As in many of Lovecraft's writings, the terror and the world are unknowable. This fits into Lovecraft's common themes as to the alien and hostile nature of the universe, infinity, and everything. Even at the end of the story, the fate and the narrator's relations themselves are left up to question, again, in keeping with Lovecraft's standard modus operandi.

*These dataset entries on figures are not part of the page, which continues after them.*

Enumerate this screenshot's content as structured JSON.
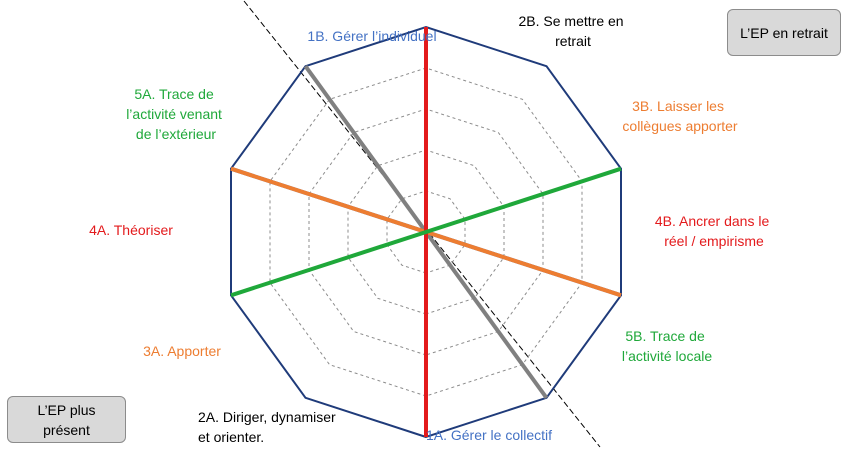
{
  "diagram": {
    "colors": {
      "outline": "#1f3b7a",
      "grid": "#8c8c8c",
      "blue": "#4472c4",
      "gray": "#808080",
      "orange": "#ed7d31",
      "red": "#e31a1c",
      "green": "#1fa83a"
    },
    "axes": [
      {
        "name": "axis-1",
        "color_key": "blue"
      },
      {
        "name": "axis-2",
        "color_key": "gray"
      },
      {
        "name": "axis-3",
        "color_key": "orange"
      },
      {
        "name": "axis-4",
        "color_key": "red"
      },
      {
        "name": "axis-5",
        "color_key": "green"
      }
    ],
    "labels": {
      "l1b": {
        "lines": [
          "1B. Gérer l’individuel"
        ],
        "color_key": "blue"
      },
      "l2b": {
        "lines": [
          "2B. Se mettre  en",
          "retrait"
        ],
        "color_key": "black"
      },
      "l3b": {
        "lines": [
          "3B. Laisser les",
          "collègues apporter"
        ],
        "color_key": "orange"
      },
      "l4b": {
        "lines": [
          "4B. Ancrer dans le",
          "réel / empirisme"
        ],
        "color_key": "red"
      },
      "l5b": {
        "lines": [
          "5B. Trace de",
          "l’activité locale"
        ],
        "color_key": "green"
      },
      "l1a": {
        "lines": [
          "1A. Gérer le collectif"
        ],
        "color_key": "blue"
      },
      "l2a": {
        "lines": [
          "2A. Diriger, dynamiser",
          "et orienter."
        ],
        "color_key": "black"
      },
      "l3a": {
        "lines": [
          "3A. Apporter"
        ],
        "color_key": "orange"
      },
      "l4a": {
        "lines": [
          "4A. Théoriser"
        ],
        "color_key": "red"
      },
      "l5a": {
        "lines": [
          "5A. Trace de",
          "l’activité venant",
          "de l’extérieur"
        ],
        "color_key": "green"
      }
    },
    "box_retrait": "L’EP en retrait",
    "box_present": [
      "L’EP plus",
      "présent"
    ]
  }
}
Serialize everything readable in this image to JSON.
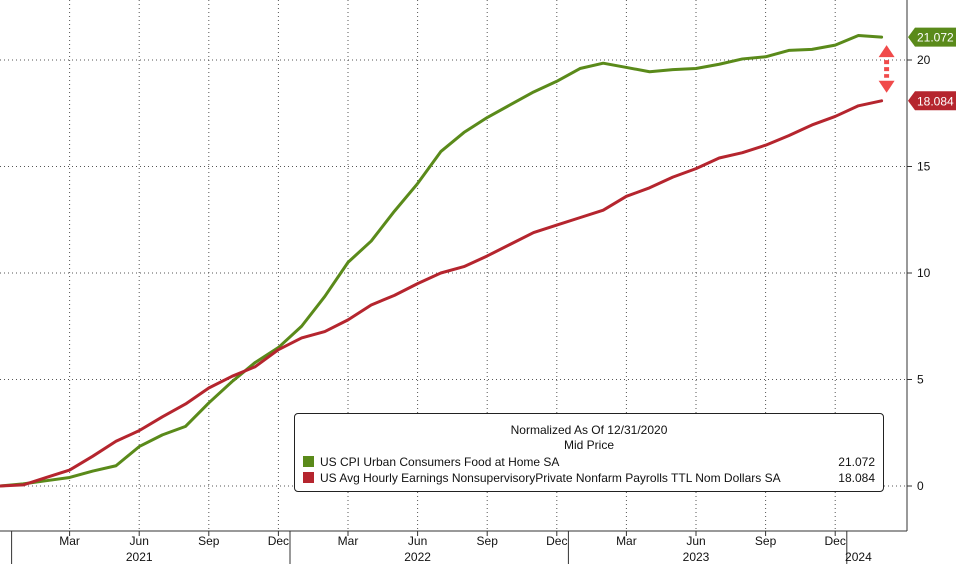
{
  "colors": {
    "cpi": "#5a8a1a",
    "wages": "#b5252e",
    "arrow": "#f04a4a",
    "grid": "#555555",
    "axis": "#333333"
  },
  "legend": {
    "title_line1": "Normalized As Of 12/31/2020",
    "title_line2": "Mid Price",
    "items": [
      {
        "label": "US CPI Urban Consumers Food at Home SA",
        "value": "21.072"
      },
      {
        "label": "US Avg Hourly Earnings NonsupervisoryPrivate Nonfarm Payrolls TTL Nom Dollars SA",
        "value": "18.084"
      }
    ]
  },
  "chart_data": {
    "type": "line",
    "title": "",
    "xlabel": "",
    "ylabel": "",
    "x": [
      "2020-12",
      "2021-01",
      "2021-02",
      "2021-03",
      "2021-04",
      "2021-05",
      "2021-06",
      "2021-07",
      "2021-08",
      "2021-09",
      "2021-10",
      "2021-11",
      "2021-12",
      "2022-01",
      "2022-02",
      "2022-03",
      "2022-04",
      "2022-05",
      "2022-06",
      "2022-07",
      "2022-08",
      "2022-09",
      "2022-10",
      "2022-11",
      "2022-12",
      "2023-01",
      "2023-02",
      "2023-03",
      "2023-04",
      "2023-05",
      "2023-06",
      "2023-07",
      "2023-08",
      "2023-09",
      "2023-10",
      "2023-11",
      "2023-12",
      "2024-01",
      "2024-02"
    ],
    "series": [
      {
        "name": "US CPI Urban Consumers Food at Home SA",
        "color_key": "cpi",
        "values": [
          0,
          0.1,
          0.25,
          0.4,
          0.7,
          0.95,
          1.85,
          2.4,
          2.8,
          3.9,
          4.9,
          5.8,
          6.5,
          7.5,
          8.9,
          10.5,
          11.5,
          12.9,
          14.2,
          15.7,
          16.6,
          17.3,
          17.9,
          18.5,
          19.0,
          19.6,
          19.85,
          19.65,
          19.45,
          19.55,
          19.6,
          19.8,
          20.05,
          20.15,
          20.45,
          20.5,
          20.7,
          21.15,
          21.072
        ]
      },
      {
        "name": "US Avg Hourly Earnings NonsupervisoryPrivate Nonfarm Payrolls TTL Nom Dollars SA",
        "color_key": "wages",
        "values": [
          0,
          0.05,
          0.4,
          0.75,
          1.4,
          2.1,
          2.6,
          3.25,
          3.85,
          4.6,
          5.15,
          5.6,
          6.4,
          6.95,
          7.25,
          7.8,
          8.5,
          8.95,
          9.5,
          10.0,
          10.3,
          10.8,
          11.35,
          11.9,
          12.25,
          12.6,
          12.95,
          13.6,
          14.0,
          14.5,
          14.9,
          15.4,
          15.65,
          16.0,
          16.45,
          16.95,
          17.35,
          17.85,
          18.084
        ]
      }
    ],
    "ylim": [
      -2,
      22.5
    ],
    "yticks": [
      0,
      5,
      10,
      15,
      20
    ],
    "ytick_labels": [
      "0",
      "5",
      "10",
      "15",
      "20"
    ],
    "month_ticks": [
      {
        "x": "2021-03",
        "label": "Mar"
      },
      {
        "x": "2021-06",
        "label": "Jun"
      },
      {
        "x": "2021-09",
        "label": "Sep"
      },
      {
        "x": "2021-12",
        "label": "Dec"
      },
      {
        "x": "2022-03",
        "label": "Mar"
      },
      {
        "x": "2022-06",
        "label": "Jun"
      },
      {
        "x": "2022-09",
        "label": "Sep"
      },
      {
        "x": "2022-12",
        "label": "Dec"
      },
      {
        "x": "2023-03",
        "label": "Mar"
      },
      {
        "x": "2023-06",
        "label": "Jun"
      },
      {
        "x": "2023-09",
        "label": "Sep"
      },
      {
        "x": "2023-12",
        "label": "Dec"
      }
    ],
    "year_labels": [
      {
        "year": "2021",
        "center": "2021-06"
      },
      {
        "year": "2022",
        "center": "2022-06"
      },
      {
        "year": "2023",
        "center": "2023-06"
      },
      {
        "year": "2024",
        "center": "2024-01"
      }
    ],
    "year_separators": [
      "2020-12",
      "2021-12",
      "2022-12",
      "2023-12"
    ],
    "end_labels": [
      {
        "series_index": 0,
        "text": "21.072"
      },
      {
        "series_index": 1,
        "text": "18.084"
      }
    ],
    "grid": true,
    "legend_position": "bottom-right",
    "annotation": "double-headed arrow between series end values"
  }
}
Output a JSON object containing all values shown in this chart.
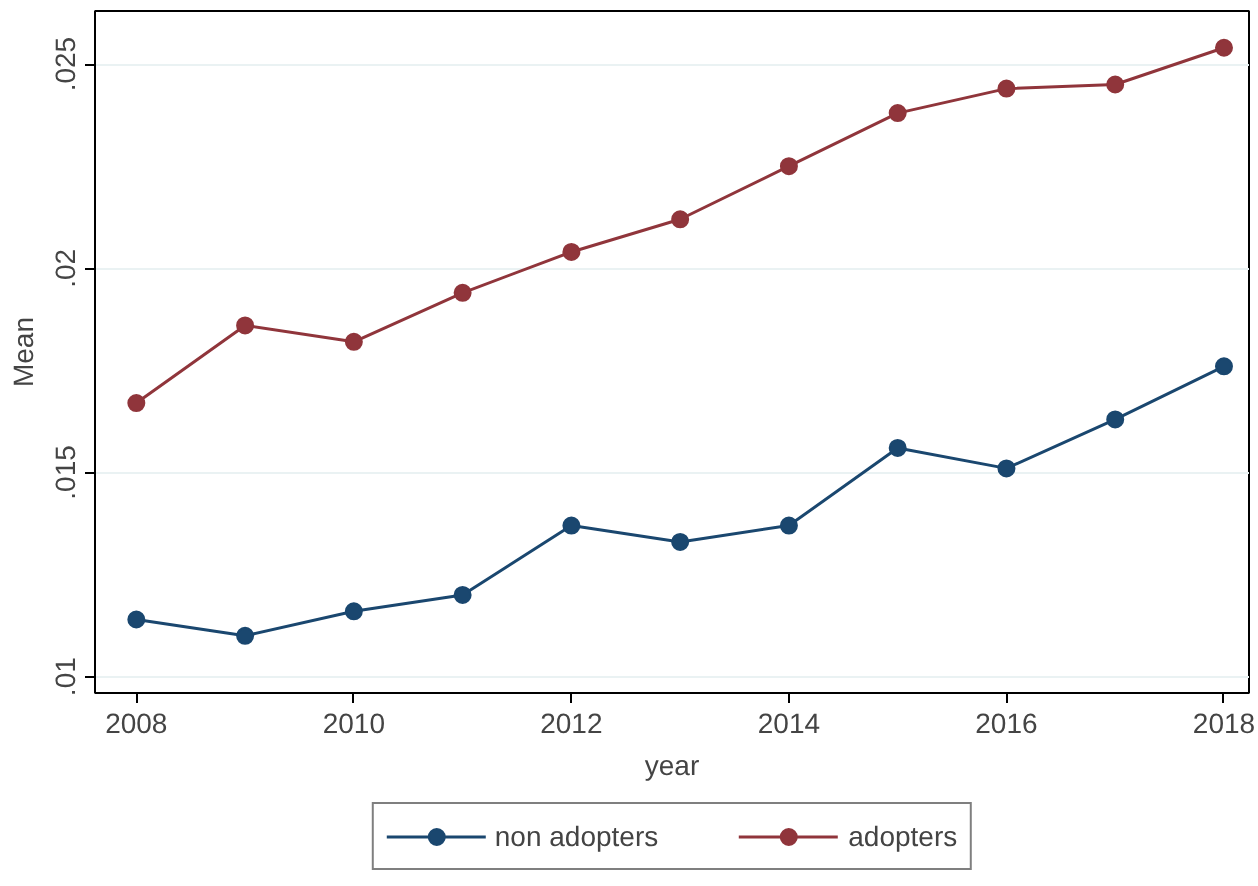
{
  "chart_data": {
    "type": "line",
    "xlabel": "year",
    "ylabel": "Mean",
    "x": [
      2008,
      2009,
      2010,
      2011,
      2012,
      2013,
      2014,
      2015,
      2016,
      2017,
      2018
    ],
    "series": [
      {
        "name": "non adopters",
        "color": "#1a476f",
        "values": [
          0.0114,
          0.011,
          0.0116,
          0.012,
          0.0137,
          0.0133,
          0.0137,
          0.0156,
          0.0151,
          0.0163,
          0.0176
        ]
      },
      {
        "name": "adopters",
        "color": "#90353b",
        "values": [
          0.0167,
          0.0186,
          0.0182,
          0.0194,
          0.0204,
          0.0212,
          0.0225,
          0.0238,
          0.0244,
          0.0245,
          0.0254
        ]
      }
    ],
    "xlim": [
      2007.62,
      2018.23
    ],
    "ylim": [
      0.0096,
      0.0263
    ],
    "xticks": [
      2008,
      2010,
      2012,
      2014,
      2016,
      2018
    ],
    "yticks": [
      {
        "value": 0.01,
        "label": ".01"
      },
      {
        "value": 0.015,
        "label": ".015"
      },
      {
        "value": 0.02,
        "label": ".02"
      },
      {
        "value": 0.025,
        "label": ".025"
      }
    ],
    "grid": "y",
    "legend": "bottom",
    "marker": "circle",
    "line_style": "solid"
  }
}
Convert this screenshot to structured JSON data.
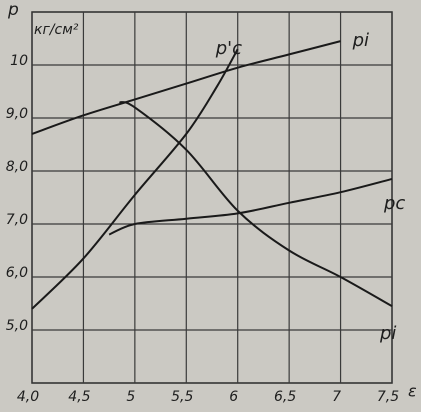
{
  "chart_data": {
    "type": "line",
    "y_label": "p",
    "y_unit": "кг/см²",
    "x_label": "ε",
    "xlim": [
      4.0,
      7.5
    ],
    "ylim": [
      4,
      11
    ],
    "xticks": [
      {
        "value": 4.0,
        "label": "4,0"
      },
      {
        "value": 4.5,
        "label": "4,5"
      },
      5,
      {
        "value": 5.5,
        "label": "5,5"
      },
      6,
      {
        "value": 6.5,
        "label": "6,5"
      },
      7,
      {
        "value": 7.5,
        "label": "7,5"
      }
    ],
    "yticks": [
      {
        "value": 5.0,
        "label": "5,0"
      },
      {
        "value": 6.0,
        "label": "6,0"
      },
      {
        "value": 7.0,
        "label": "7,0"
      },
      {
        "value": 8.0,
        "label": "8,0"
      },
      {
        "value": 9.0,
        "label": "9,0"
      },
      10
    ],
    "grid": true,
    "color": "#1a1a1a",
    "series": [
      {
        "name": "p'c",
        "x": [
          4.0,
          4.5,
          5.0,
          5.5,
          5.8,
          6.0
        ],
        "values": [
          5.4,
          6.35,
          7.55,
          8.7,
          9.6,
          10.3
        ]
      },
      {
        "name": "pi",
        "x": [
          4.0,
          4.5,
          5.0,
          5.5,
          6.0,
          6.5,
          7.0
        ],
        "values": [
          8.7,
          9.05,
          9.35,
          9.65,
          9.95,
          10.2,
          10.45
        ]
      },
      {
        "name": "pc",
        "x": [
          4.75,
          5.0,
          5.5,
          6.0,
          6.5,
          7.0,
          7.5
        ],
        "values": [
          6.8,
          7.0,
          7.1,
          7.2,
          7.4,
          7.6,
          7.85
        ]
      },
      {
        "name": "pi",
        "x": [
          4.85,
          5.0,
          5.5,
          6.0,
          6.5,
          7.0,
          7.5
        ],
        "values": [
          9.3,
          9.2,
          8.4,
          7.25,
          6.5,
          6.0,
          5.45
        ]
      }
    ]
  }
}
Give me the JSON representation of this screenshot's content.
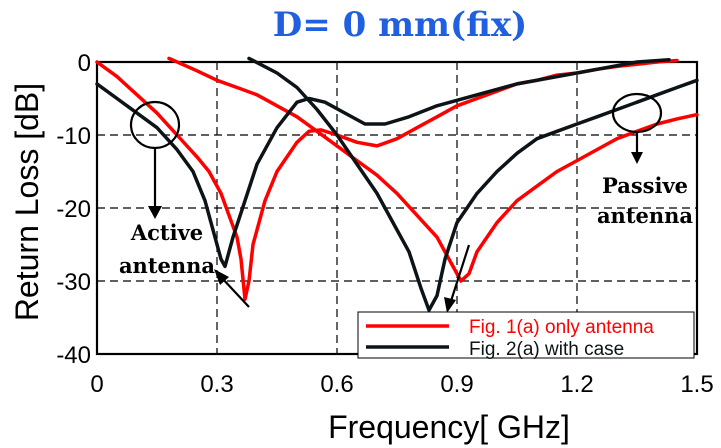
{
  "chart_data": {
    "type": "line",
    "title": "D= 0 mm(fix)",
    "xlabel": "Frequency[ GHz]",
    "ylabel": "Return Loss [dB]",
    "xlim": [
      0,
      1.5
    ],
    "ylim": [
      -40,
      0
    ],
    "xticks": [
      "0",
      "0.3",
      "0.6",
      "0.9",
      "1.2",
      "1.5"
    ],
    "yticks": [
      "0",
      "-10",
      "-20",
      "-30",
      "-40"
    ],
    "grid": true,
    "legend_position": "bottom-right",
    "series": [
      {
        "name": "Fig. 1(a) only antenna",
        "color": "#ff0000",
        "branches": [
          [
            [
              0,
              0
            ],
            [
              0.05,
              -2
            ],
            [
              0.1,
              -4.5
            ],
            [
              0.15,
              -7
            ],
            [
              0.2,
              -10
            ],
            [
              0.25,
              -13
            ],
            [
              0.28,
              -15
            ],
            [
              0.31,
              -18
            ],
            [
              0.33,
              -21
            ],
            [
              0.35,
              -24
            ],
            [
              0.36,
              -27
            ],
            [
              0.37,
              -32.5
            ],
            [
              0.38,
              -30
            ],
            [
              0.39,
              -25
            ],
            [
              0.42,
              -19
            ],
            [
              0.45,
              -15
            ],
            [
              0.5,
              -11
            ],
            [
              0.53,
              -9.5
            ],
            [
              0.56,
              -9.3
            ],
            [
              0.6,
              -10
            ],
            [
              0.65,
              -11
            ],
            [
              0.7,
              -11.5
            ],
            [
              0.75,
              -10.5
            ],
            [
              0.8,
              -9
            ],
            [
              0.85,
              -7.5
            ],
            [
              0.9,
              -6
            ],
            [
              0.95,
              -5
            ],
            [
              1.0,
              -4
            ],
            [
              1.05,
              -3
            ],
            [
              1.1,
              -2.5
            ],
            [
              1.15,
              -1.8
            ],
            [
              1.2,
              -1.5
            ],
            [
              1.25,
              -1
            ],
            [
              1.3,
              -0.6
            ],
            [
              1.35,
              -0.3
            ],
            [
              1.4,
              0
            ],
            [
              1.45,
              0.2
            ]
          ],
          [
            [
              0.18,
              0.5
            ],
            [
              0.25,
              -1.2
            ],
            [
              0.3,
              -2.5
            ],
            [
              0.35,
              -3.5
            ],
            [
              0.4,
              -4.5
            ],
            [
              0.45,
              -6
            ],
            [
              0.5,
              -7.5
            ],
            [
              0.55,
              -9.5
            ],
            [
              0.6,
              -11.5
            ],
            [
              0.65,
              -13.5
            ],
            [
              0.7,
              -15.5
            ],
            [
              0.75,
              -18
            ],
            [
              0.8,
              -21
            ],
            [
              0.85,
              -24
            ],
            [
              0.88,
              -27
            ],
            [
              0.91,
              -30
            ],
            [
              0.93,
              -29
            ],
            [
              0.95,
              -26
            ],
            [
              1.0,
              -22
            ],
            [
              1.05,
              -19
            ],
            [
              1.1,
              -17
            ],
            [
              1.15,
              -15
            ],
            [
              1.2,
              -13.5
            ],
            [
              1.25,
              -12
            ],
            [
              1.3,
              -10.5
            ],
            [
              1.35,
              -9.5
            ],
            [
              1.4,
              -8.5
            ],
            [
              1.45,
              -7.8
            ],
            [
              1.5,
              -7.2
            ]
          ]
        ]
      },
      {
        "name": "Fig. 2(a) with case",
        "color": "#0d1418",
        "branches": [
          [
            [
              0,
              -3
            ],
            [
              0.05,
              -5
            ],
            [
              0.1,
              -7
            ],
            [
              0.15,
              -9
            ],
            [
              0.2,
              -12
            ],
            [
              0.24,
              -15
            ],
            [
              0.27,
              -19
            ],
            [
              0.29,
              -23
            ],
            [
              0.31,
              -27
            ],
            [
              0.32,
              -28
            ],
            [
              0.34,
              -24
            ],
            [
              0.37,
              -19
            ],
            [
              0.4,
              -14
            ],
            [
              0.45,
              -9
            ],
            [
              0.5,
              -5.5
            ],
            [
              0.53,
              -5
            ],
            [
              0.57,
              -5.5
            ],
            [
              0.62,
              -7
            ],
            [
              0.67,
              -8.5
            ],
            [
              0.72,
              -8.5
            ],
            [
              0.78,
              -7.5
            ],
            [
              0.85,
              -6
            ],
            [
              0.95,
              -4.5
            ],
            [
              1.05,
              -3
            ],
            [
              1.15,
              -2
            ],
            [
              1.25,
              -1
            ],
            [
              1.35,
              0
            ],
            [
              1.43,
              0.3
            ]
          ],
          [
            [
              0.38,
              0.5
            ],
            [
              0.45,
              -1.5
            ],
            [
              0.5,
              -3.5
            ],
            [
              0.55,
              -6.5
            ],
            [
              0.6,
              -10
            ],
            [
              0.65,
              -14
            ],
            [
              0.7,
              -18
            ],
            [
              0.74,
              -22
            ],
            [
              0.78,
              -26
            ],
            [
              0.81,
              -31
            ],
            [
              0.83,
              -34
            ],
            [
              0.85,
              -32
            ],
            [
              0.87,
              -27
            ],
            [
              0.9,
              -22
            ],
            [
              0.95,
              -18
            ],
            [
              1.0,
              -15
            ],
            [
              1.05,
              -12.5
            ],
            [
              1.1,
              -10.5
            ],
            [
              1.15,
              -9.5
            ],
            [
              1.2,
              -8.5
            ],
            [
              1.25,
              -7.5
            ],
            [
              1.3,
              -6.5
            ],
            [
              1.35,
              -5.5
            ],
            [
              1.4,
              -4.5
            ],
            [
              1.45,
              -3.5
            ],
            [
              1.5,
              -2.5
            ]
          ]
        ]
      }
    ],
    "annotations": {
      "active": [
        "Active",
        "antenna"
      ],
      "passive": [
        "Passive",
        "antenna"
      ]
    }
  }
}
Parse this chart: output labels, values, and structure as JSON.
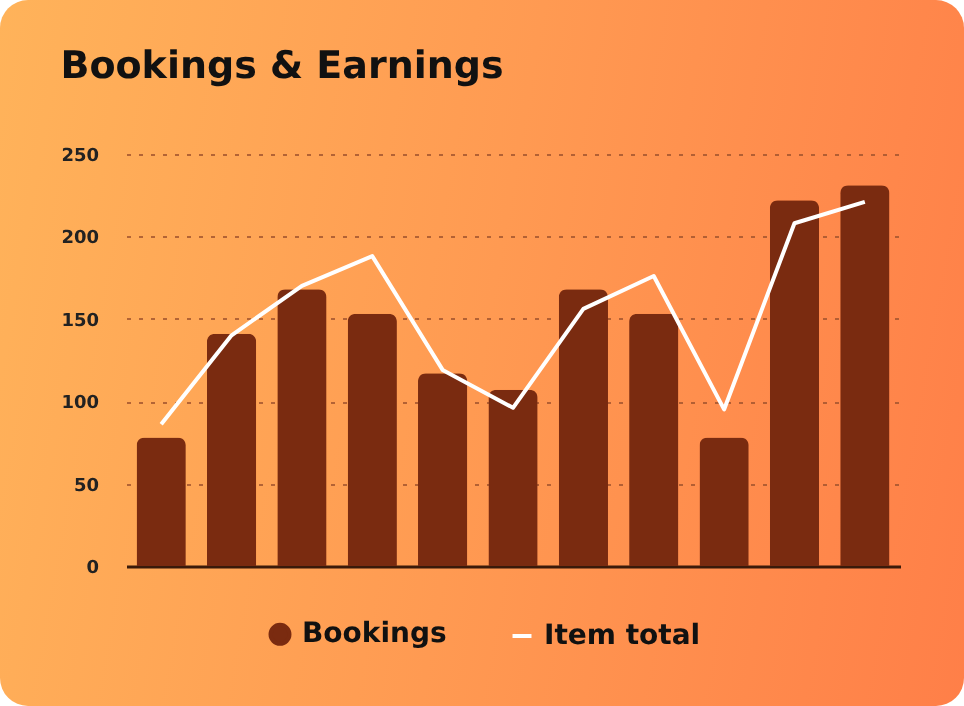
{
  "chart_data": {
    "type": "bar",
    "title": "Bookings & Earnings",
    "categories": [
      null,
      null,
      null,
      null,
      null,
      null,
      null,
      null,
      null,
      null,
      null
    ],
    "series": [
      {
        "name": "Bookings",
        "color": "#7a2b10",
        "values": [
          78,
          141,
          168,
          153,
          117,
          107,
          168,
          153,
          78,
          222,
          231
        ]
      },
      {
        "name": "Item total",
        "type": "line",
        "color": "#ffffff",
        "values": [
          86,
          140,
          170,
          188,
          119,
          96,
          156,
          176,
          95,
          208,
          221
        ]
      }
    ],
    "ylim": [
      0,
      250
    ],
    "yticks": [
      0,
      50,
      100,
      150,
      200,
      250
    ],
    "grid": "y",
    "legend": "bottom",
    "line_style": "solid",
    "marker": "none"
  }
}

The story expands upon what has become known as the "Dreamlands", described as lying deeper than matter, time and space and only dreamed about by imaginative men:
Of our studies it is impossible to speak, since they held so slight a connexion with anything of the world as living men conceive it. They were of that vaster and more appalling universe of dim entity and consciousness which lies deeper than matter, time, and space, and whose existence we suspect only in certain forms of sleep—those rare dreams beyond dreams which come never to common men, and but once or twice in the lifetime of imaginative men.
The description of the realms continue on, as being limitless and beyond thought and entity:
There was a night when winds from unknown spaces whirled us irresistibly into limitless vacua beyond all thought and entity. Perceptions of the most maddeningly untransmissible sort thronged upon us; perceptions of infinity which at the time convulsed us with joy, yet which are now partly lost to my memory and partly incapable of presentation to others. Viscous obstacles were clawed through in rapid succession, and at length I felt that we had been borne to realms of greater remoteness than any we had previously known.

==Connections==
The story ties into other stories by Lovecraft and associated writers:
- The connection between the stars and a person is also featured in Lovecraft's "Beyond the Wall of Sleep" and "Polaris."
- A few of the references to Greek sculpture also appear in his previous story "The Tree."
- The use of a drug to venture through a barrier is also used in Lovecraft's "Ex Oblivione."
- The use of drugs to experience strange worlds (to the detriment of the user) is also featured in Clark Ashton Smith's "Chain of Aforgomon" and Frank Belknap Long's "The Hounds of Tindalos".

==Sources==
- Lovecraft, Howard P. (2004). "The Dreams in the Witch House And Other Weird Stories" Definitive version.